Aslında Kılıçdaroğlu da CHP’nin akil adamlar heyetine katılsa o sözü edilen “geçmişi bırakıp Erdoğan’la mücadele” söylemini eyleme geçirmiş olacaklar. Ancak Kılıçdaroğlu’nun etrafındaki gruplaşma Özel’i CHP’ye “Moğol istilacıları” gibi davranmakla, Özel’in ekibi ise diğerlerini “Kaybedenler kulübü” olmakla suçluyor. Bu da aslında her taraftan bazı isimlerin devre dışı kalması, ya da yer değiştirmesiyle çözülmeyecek gibi görünmüyor.

Kılıçdaroğlu’nun canlandırılan dava dosyası gruplaşmaların çözülmesi değil, kemikleşmesine hizmet edebilir.

Akil adamları dinleyecekler mi?

Gruplaşmaların kemikleşmesi ya akil adamların da katkısıyla çözülecek ya da CHP galibiyet hazımsızlığıyla meydanı yine AK Parti-MHP ortaklığına bırakacak.

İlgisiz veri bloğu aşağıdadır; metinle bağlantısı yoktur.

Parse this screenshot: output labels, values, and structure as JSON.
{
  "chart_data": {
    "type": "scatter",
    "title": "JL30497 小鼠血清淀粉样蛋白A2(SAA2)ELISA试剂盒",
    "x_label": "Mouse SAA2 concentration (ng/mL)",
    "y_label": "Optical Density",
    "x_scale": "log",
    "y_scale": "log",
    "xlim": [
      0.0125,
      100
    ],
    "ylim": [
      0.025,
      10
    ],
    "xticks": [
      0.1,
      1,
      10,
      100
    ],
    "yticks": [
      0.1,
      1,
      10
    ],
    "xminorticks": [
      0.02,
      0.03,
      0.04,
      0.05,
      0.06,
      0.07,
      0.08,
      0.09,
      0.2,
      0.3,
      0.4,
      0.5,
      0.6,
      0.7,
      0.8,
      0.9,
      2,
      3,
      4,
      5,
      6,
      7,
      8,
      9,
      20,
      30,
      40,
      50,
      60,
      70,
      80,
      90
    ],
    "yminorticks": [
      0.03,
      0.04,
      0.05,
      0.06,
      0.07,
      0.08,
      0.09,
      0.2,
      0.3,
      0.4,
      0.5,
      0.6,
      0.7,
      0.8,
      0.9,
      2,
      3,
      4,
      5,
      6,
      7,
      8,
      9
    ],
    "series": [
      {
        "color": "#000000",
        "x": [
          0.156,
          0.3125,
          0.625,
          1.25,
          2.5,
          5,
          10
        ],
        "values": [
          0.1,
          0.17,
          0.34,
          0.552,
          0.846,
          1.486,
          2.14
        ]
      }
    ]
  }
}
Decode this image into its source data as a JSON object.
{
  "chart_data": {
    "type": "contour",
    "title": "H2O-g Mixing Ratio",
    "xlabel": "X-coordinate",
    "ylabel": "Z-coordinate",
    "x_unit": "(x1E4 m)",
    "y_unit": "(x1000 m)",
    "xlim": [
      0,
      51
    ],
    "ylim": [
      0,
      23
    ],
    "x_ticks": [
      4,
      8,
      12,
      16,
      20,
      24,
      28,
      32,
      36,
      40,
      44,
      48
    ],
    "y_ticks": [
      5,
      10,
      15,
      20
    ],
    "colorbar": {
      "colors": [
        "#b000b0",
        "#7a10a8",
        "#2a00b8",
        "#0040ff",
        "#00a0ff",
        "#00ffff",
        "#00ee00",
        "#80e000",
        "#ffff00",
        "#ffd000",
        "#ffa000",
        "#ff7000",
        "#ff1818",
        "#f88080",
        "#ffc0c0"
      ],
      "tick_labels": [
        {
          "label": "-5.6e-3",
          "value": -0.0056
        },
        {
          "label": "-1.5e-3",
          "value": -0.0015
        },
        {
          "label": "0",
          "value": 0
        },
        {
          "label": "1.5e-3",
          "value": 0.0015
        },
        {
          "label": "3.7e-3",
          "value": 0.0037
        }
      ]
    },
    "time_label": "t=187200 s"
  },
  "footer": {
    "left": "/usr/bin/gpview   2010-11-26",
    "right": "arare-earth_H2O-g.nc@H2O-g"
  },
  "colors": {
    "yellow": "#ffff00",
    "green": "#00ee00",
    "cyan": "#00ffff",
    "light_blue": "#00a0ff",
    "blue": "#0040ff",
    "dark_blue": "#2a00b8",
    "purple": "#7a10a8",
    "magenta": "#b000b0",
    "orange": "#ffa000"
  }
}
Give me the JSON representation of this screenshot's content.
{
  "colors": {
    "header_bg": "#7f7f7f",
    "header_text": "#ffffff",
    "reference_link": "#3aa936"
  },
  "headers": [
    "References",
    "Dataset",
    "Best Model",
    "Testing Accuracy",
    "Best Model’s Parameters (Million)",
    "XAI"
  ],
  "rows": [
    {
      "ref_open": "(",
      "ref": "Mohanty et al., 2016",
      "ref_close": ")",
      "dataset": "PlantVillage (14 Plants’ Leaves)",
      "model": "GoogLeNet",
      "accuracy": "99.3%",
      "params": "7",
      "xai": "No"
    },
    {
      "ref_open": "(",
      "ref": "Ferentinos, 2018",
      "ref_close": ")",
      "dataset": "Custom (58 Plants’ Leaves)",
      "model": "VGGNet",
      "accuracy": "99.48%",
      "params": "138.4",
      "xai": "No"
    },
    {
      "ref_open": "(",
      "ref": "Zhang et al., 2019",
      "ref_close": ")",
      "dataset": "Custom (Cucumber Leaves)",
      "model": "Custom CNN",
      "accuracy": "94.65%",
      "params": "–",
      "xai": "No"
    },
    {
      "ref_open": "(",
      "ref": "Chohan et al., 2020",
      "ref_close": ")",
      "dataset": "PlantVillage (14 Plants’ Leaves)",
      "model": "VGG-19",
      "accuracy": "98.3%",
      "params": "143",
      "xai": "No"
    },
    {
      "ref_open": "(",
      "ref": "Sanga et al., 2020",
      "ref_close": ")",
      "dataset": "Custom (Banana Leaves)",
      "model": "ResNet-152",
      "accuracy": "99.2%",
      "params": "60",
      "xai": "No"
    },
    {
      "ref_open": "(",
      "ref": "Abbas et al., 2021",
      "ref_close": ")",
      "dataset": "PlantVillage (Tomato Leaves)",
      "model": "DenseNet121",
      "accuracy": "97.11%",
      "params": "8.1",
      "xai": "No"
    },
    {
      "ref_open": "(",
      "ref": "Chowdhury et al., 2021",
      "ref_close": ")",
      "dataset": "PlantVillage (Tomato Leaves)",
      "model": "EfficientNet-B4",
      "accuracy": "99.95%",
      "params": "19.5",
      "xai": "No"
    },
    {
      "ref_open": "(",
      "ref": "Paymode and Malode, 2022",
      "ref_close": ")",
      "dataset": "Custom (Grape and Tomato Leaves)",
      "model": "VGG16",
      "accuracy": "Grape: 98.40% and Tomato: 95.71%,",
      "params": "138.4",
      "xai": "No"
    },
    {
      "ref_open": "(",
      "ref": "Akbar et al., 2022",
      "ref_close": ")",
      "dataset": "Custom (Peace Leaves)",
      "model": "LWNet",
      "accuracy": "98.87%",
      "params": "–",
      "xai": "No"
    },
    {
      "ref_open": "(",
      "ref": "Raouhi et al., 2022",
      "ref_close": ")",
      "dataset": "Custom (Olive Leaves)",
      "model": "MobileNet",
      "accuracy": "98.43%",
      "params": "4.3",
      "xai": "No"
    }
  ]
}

CHP yönetimi nihayet devreye aldığı akil adamların sözüne kulak vererek hiç değilse bu defa -parti dışı müdahalelerin de katkısıyla- hizipçilik tuzağından kurtulmayı başarabilecek mi?

Bunu anlamak için hem Özel’in Kılıçdaroğlu ile yapacağı açıklanan görüşmeye hem de CHP-içi işlere (nedense) uzak durup CHP-içi işlerden (nedense) uzak tutulan ABB Başkanı Mansur Yavaş’ın konumlanmalarına bakmak gerekecek.

Bu denklemdeki bir etkenin de İmamoğlu’na da siyaset yasağı getirebilecek bir başka dava dosyasının istinaf mahkemesince karar aşamasında olması.

Adli yıl 1 Eylül Pazar gününe geldiği için 2 Eylül’de başlıyor. Tüzük Kurultay ise 8 Eylül’de. Siyasetle yargının iç içe geçeceği tartışmalarla geçecek, sürprizlere gebe bir hafta olacağa benziyor.